AGREEMENT TO EXCHANGE SECURITIES
EXHIBIT 10.06
AGREEMENT TO EXCHANGE SECURITIES
Effective on the 1st day of February, 2021 the following agreement was reached between Mitesco, Inc, (“the Company”) and four (4) individuals, Xxxxx Xxxxxxxx, Xxxxx Xxx Xxxxx, Xxxxxxx Xxxx and Xxxxxxx Xxxxxx-Xxxxxxx, their successors and assignees.
During 2020 the Company previously agreed to issue 4800 shares, in aggregate $120,000 in value, of a newly created Series A Preferred 10% stock inconsideration for the acquisition of all assets, rights and operations related to MyCare, LLC, subsequently renamed “The Good Clinic”. This transaction is detailed in the Form 8k filed with the SEC which can be found at this link: xxxxx://xxx.xxx.xxx/Xxxxxxxx/xxxxx/xxxx/000000/000000000000000000/xxxxxxx00000000_0 k.htm .
The Company originally intended that similar shares would be issued in conjunction with financing activities of the Company, and that the shares would be registered and made to trade in the open market. Since that time the plans of the Company have changed such that it does not believe the issuance of the Series A Preferred shares, or a successor issuance deemed Series B Preferred stock, will be used as originally intended, or in the near term.

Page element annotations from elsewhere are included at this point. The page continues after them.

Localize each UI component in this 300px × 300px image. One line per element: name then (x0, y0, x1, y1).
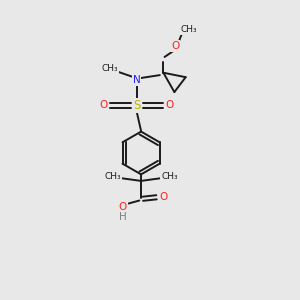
Text: CH₃: CH₃ (180, 25, 197, 34)
Text: N: N (133, 75, 140, 85)
Text: O: O (159, 192, 167, 202)
Text: O: O (100, 100, 108, 110)
Text: O: O (171, 41, 179, 51)
Text: O: O (165, 100, 173, 110)
Text: S: S (133, 99, 140, 112)
Text: O: O (118, 202, 127, 212)
Text: CH₃: CH₃ (161, 172, 178, 181)
Text: H: H (119, 212, 127, 223)
Text: CH₃: CH₃ (102, 64, 118, 73)
Text: CH₃: CH₃ (104, 172, 121, 181)
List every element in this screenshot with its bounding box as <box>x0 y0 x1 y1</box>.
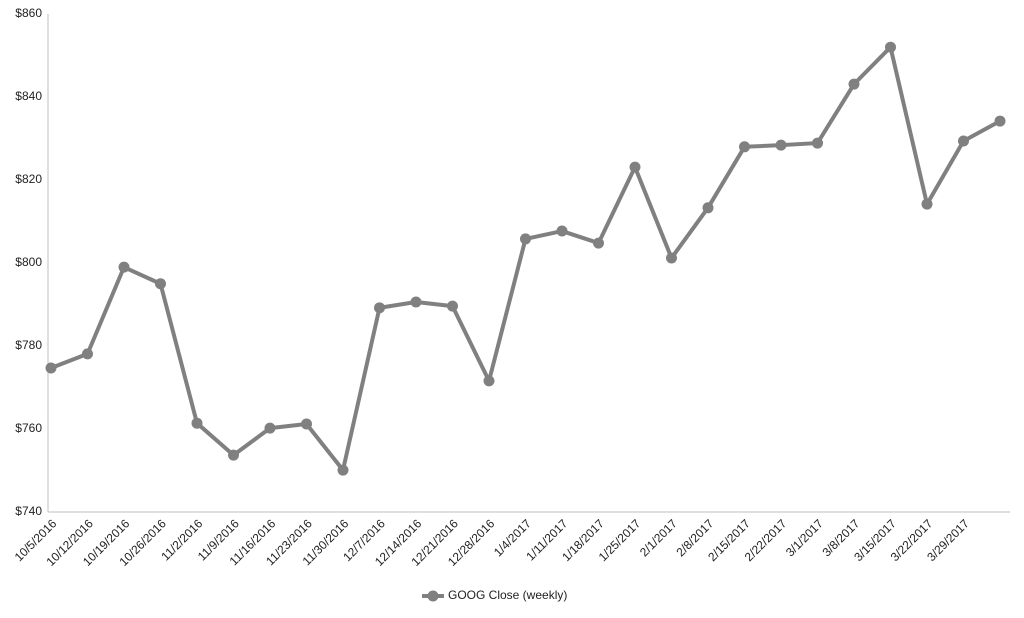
y-tick-label: $840 <box>15 89 42 103</box>
data-point <box>812 137 823 149</box>
y-tick-label: $820 <box>15 172 42 186</box>
data-point <box>82 348 93 360</box>
data-point <box>155 278 166 290</box>
data-point <box>629 161 641 173</box>
data-point <box>556 225 568 237</box>
data-point <box>702 202 714 214</box>
data-point <box>264 422 276 434</box>
data-point <box>775 139 787 151</box>
data-point <box>301 418 312 430</box>
data-point <box>921 198 933 210</box>
legend-marker <box>427 590 439 602</box>
data-point <box>666 252 677 264</box>
data-point <box>593 237 604 249</box>
data-point <box>885 41 896 53</box>
legend-label: GOOG Close (weekly) <box>448 588 567 602</box>
data-point <box>45 362 57 374</box>
data-point <box>191 417 203 429</box>
y-tick-label: $780 <box>15 338 42 352</box>
data-point <box>228 449 239 461</box>
data-point <box>118 261 130 273</box>
data-point <box>958 135 969 147</box>
data-point <box>520 233 531 245</box>
data-point <box>739 141 750 153</box>
data-point <box>447 300 458 312</box>
y-tick-label: $800 <box>15 255 42 269</box>
y-tick-label: $760 <box>15 421 42 435</box>
data-point <box>994 115 1006 127</box>
data-point <box>483 375 495 387</box>
data-point <box>410 296 422 308</box>
y-tick-label: $860 <box>15 6 42 20</box>
data-point <box>337 464 349 476</box>
data-point <box>848 78 860 90</box>
y-tick-label: $740 <box>15 504 42 518</box>
data-point <box>374 302 385 314</box>
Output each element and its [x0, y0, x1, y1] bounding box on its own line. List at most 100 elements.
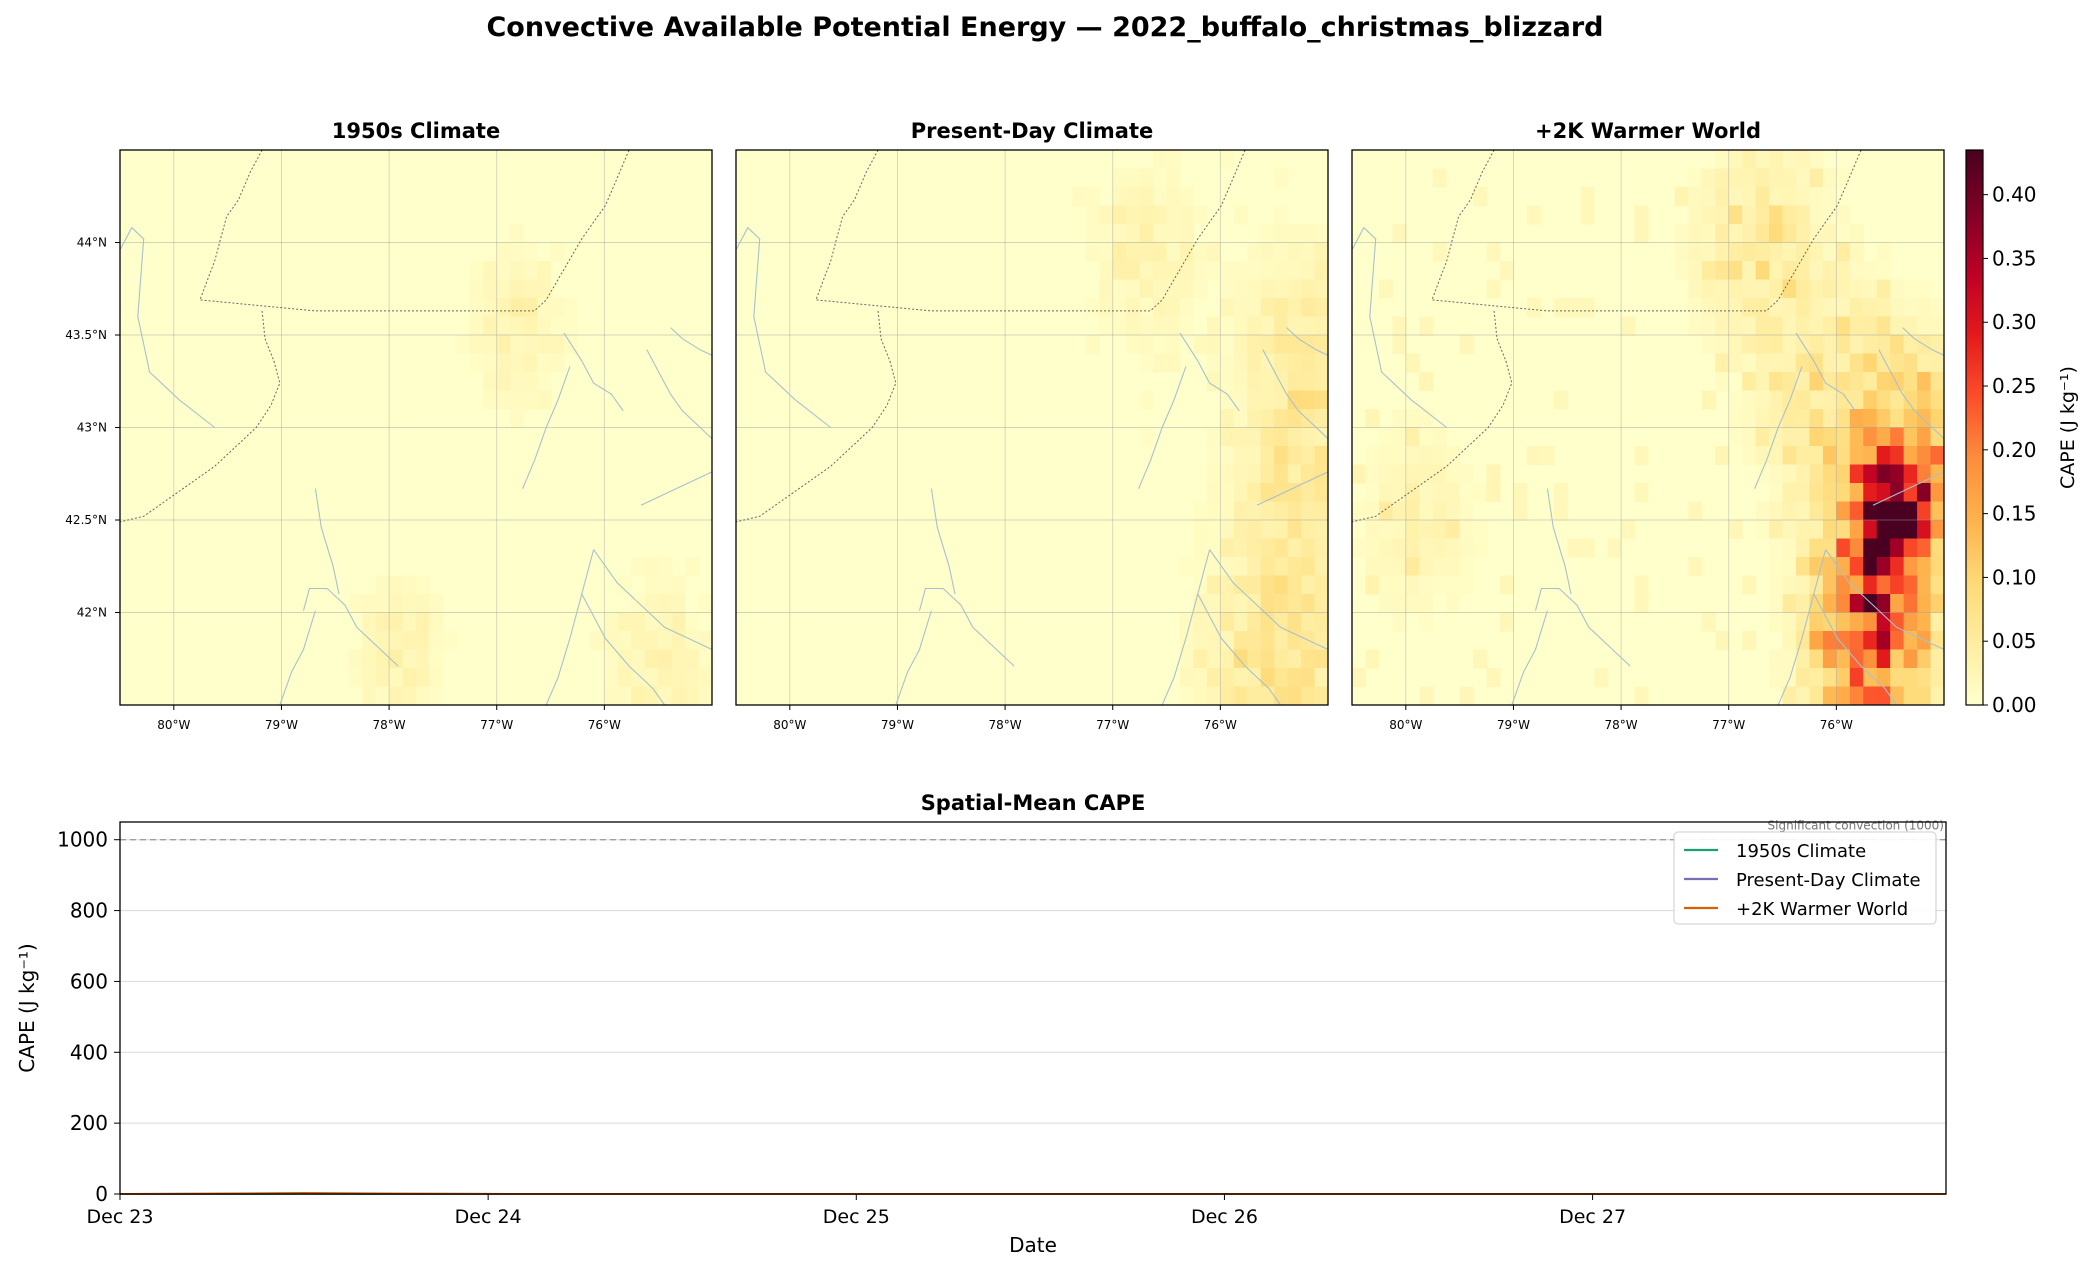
state-border-line [120, 310, 281, 523]
heatmap-cell [1314, 464, 1328, 484]
heatmap-cell [1233, 575, 1248, 595]
heatmap-cell [1782, 464, 1797, 484]
heatmap-cell [1809, 464, 1824, 484]
heatmap-cell [1260, 335, 1275, 355]
heatmap-cell [1822, 409, 1837, 429]
heatmap-cell [1715, 335, 1730, 355]
legend-label: Present-Day Climate [1736, 870, 1921, 891]
heatmap-cell [1126, 279, 1141, 299]
heatmap-cell [1890, 464, 1905, 484]
heatmap-cell [698, 631, 712, 651]
heatmap-cell [1301, 446, 1316, 466]
heatmap-cell [1930, 446, 1944, 466]
heatmap-cell [1247, 390, 1262, 410]
heatmap-cell [1365, 575, 1380, 595]
heatmap-cell [1876, 390, 1891, 410]
heatmap-cell [1247, 538, 1262, 558]
heatmap-cell [1247, 501, 1262, 521]
heatmap-cell [1233, 520, 1248, 540]
heatmap-cell [1365, 409, 1380, 429]
heatmap-cell [1287, 390, 1302, 410]
heatmap-cell [1206, 575, 1221, 595]
chart-title: Spatial-Mean CAPE [921, 791, 1146, 815]
heatmap-cell [1849, 520, 1864, 540]
heatmap-cell [1782, 372, 1797, 392]
heatmap-cell [1917, 279, 1932, 299]
heatmap-cell [1085, 298, 1100, 318]
heatmap-cell [1890, 668, 1905, 688]
heatmap-cell [1220, 279, 1235, 299]
heatmap-cell [1432, 501, 1447, 521]
heatmap-cell [1314, 316, 1328, 336]
heatmap-cell [1822, 557, 1837, 577]
heatmap-cell [1836, 224, 1851, 244]
heatmap-cell [644, 668, 659, 688]
heatmap-cell [1233, 612, 1248, 632]
heatmap-cell [1796, 501, 1811, 521]
plot-frame [119, 821, 1947, 1195]
heatmap-cell [1796, 612, 1811, 632]
heatmap-cell [1314, 557, 1328, 577]
heatmap-cell [1459, 335, 1474, 355]
heatmap-cell [631, 686, 646, 705]
heatmap-cell [1446, 538, 1461, 558]
heatmap-cell [1247, 446, 1262, 466]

So that the holders of the Series A, or Series B shares , may have a more liquid and valuable investments as originally intended, the Company is offering to exchange those shares, and all accrued dividends and costs related, for shares of the Company’s restricted common stock. Since the Company has recently completed an offering of these shares at a price of $.25, the Company is using that valuation in computing the number of shares to be used in the exchange, and is including additional shares as an accommodation for the inconvenience presented.
By signing below each of the holders agrees to exchange their Series A, or Series B, Preferred shares for restricted common stock as of this date:
1) Xxxxx Xxxxxxxx had 1,200 Preferred shares and will instead receive 150,000 shares of restricted common stock;
2) Xxxxx Xxx Xxxxx had 1,200 Preferred shares and will instead receive 150,000 shares of restricted common stock;
3) Xxxxxxx Xxxx had 1,200 Preferred shares and will instead receive 150,000 shares of restricted common stock; and
4) Xxxxxxx Xxxxxx-Xxxxxxx had 1,200 Preferred shares and will instead receive 150,000 shares of restricted common stock;
This exchange is irrevocably, and all parties shall file any documents with the SEC as required to report the holdings, if needed, and the Company shall report the exchange, and its accounting in any of its SEC filings as needed.
Executed this 1st day of February, 2021 by:
Xxxxx Xxxxxxxx ________________________
Xxxxx Xxx Xxxxx ________________________
Xxxxxxx Xxxx ________________________
Xxxxxxx Xxxxxx-Xxxxxxx ________________________
And for the Company:
Xxxxx Xxxxxxx, CEO ________________________.